The New Zealand dollar fell against the Australian dollar as traders betting the Reserve Bank of Australia would make a strong statement about an over-valued currency were forced to close out their bets when it didn't.
The New Zealand dollar fell to 92.76 Australian cents, from 92.94 Australian cents immediately before the RBA statement and from 92.86 cents the previous day. The kiwi dollar rose to 87.71 US cents from 87.52 cents.
RBA governor Glenn Stevens said in his statement on monetary policy that the Australian dollar "remains high by historical standards, particularly given the declines in key commodity prices, and hence is offering less assistance than it might in achieving balanced growth in the economy," a change from last month's statement, when he said a weaker currency was assisting in achieving balanced growth in the economy. Helping underpin confidence in both the kiwi and Australian dollars, two gauges of Chinese manufacturing showed expansion in June, with the official purchasing managers' index at 51.

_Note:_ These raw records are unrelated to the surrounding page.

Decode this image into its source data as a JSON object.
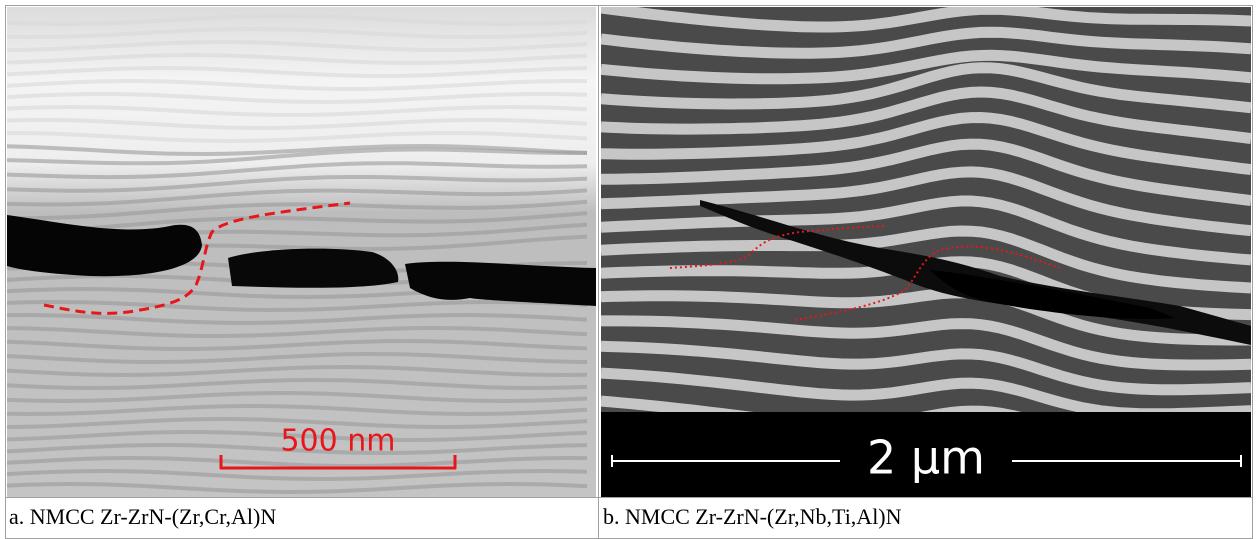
{
  "panels": [
    {
      "caption": "a. NMCC Zr-ZrN-(Zr,Cr,Al)N",
      "scale_bar": "500 nm"
    },
    {
      "caption": "b. NMCC Zr-ZrN-(Zr,Nb,Ti,Al)N",
      "scale_bar": "2 µm"
    }
  ]
}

"The market was expecting stronger language around the currency," said Imre Speizer, senior market strategist at Westpac Banking Corp. "People would have shorted (the Australian dollar against the greenback) going into the statement and didn't get the result so they've closed things out."
He said the kiwi dollar probably won't move much ahead of US non-farm payrolls on Thursday, a day earlier than usual because of a public holiday in America. Consensus is that the world's biggest economy added in the low 200,000s.
"The market is overwhelmingly expecting a decent number so if it is a slightly indecent number" could see the greenback sold off, he said.
The New Zealand dollar rose to 64.10 euro cents from 63.91 cents at 8am and from 64.13 cents yesterday. It traded at 51.27 British pence, from 51.40 pence yesterday and was at 88.94 yen from 88.64 yen. The trade-weighted index was little changed at 81.25.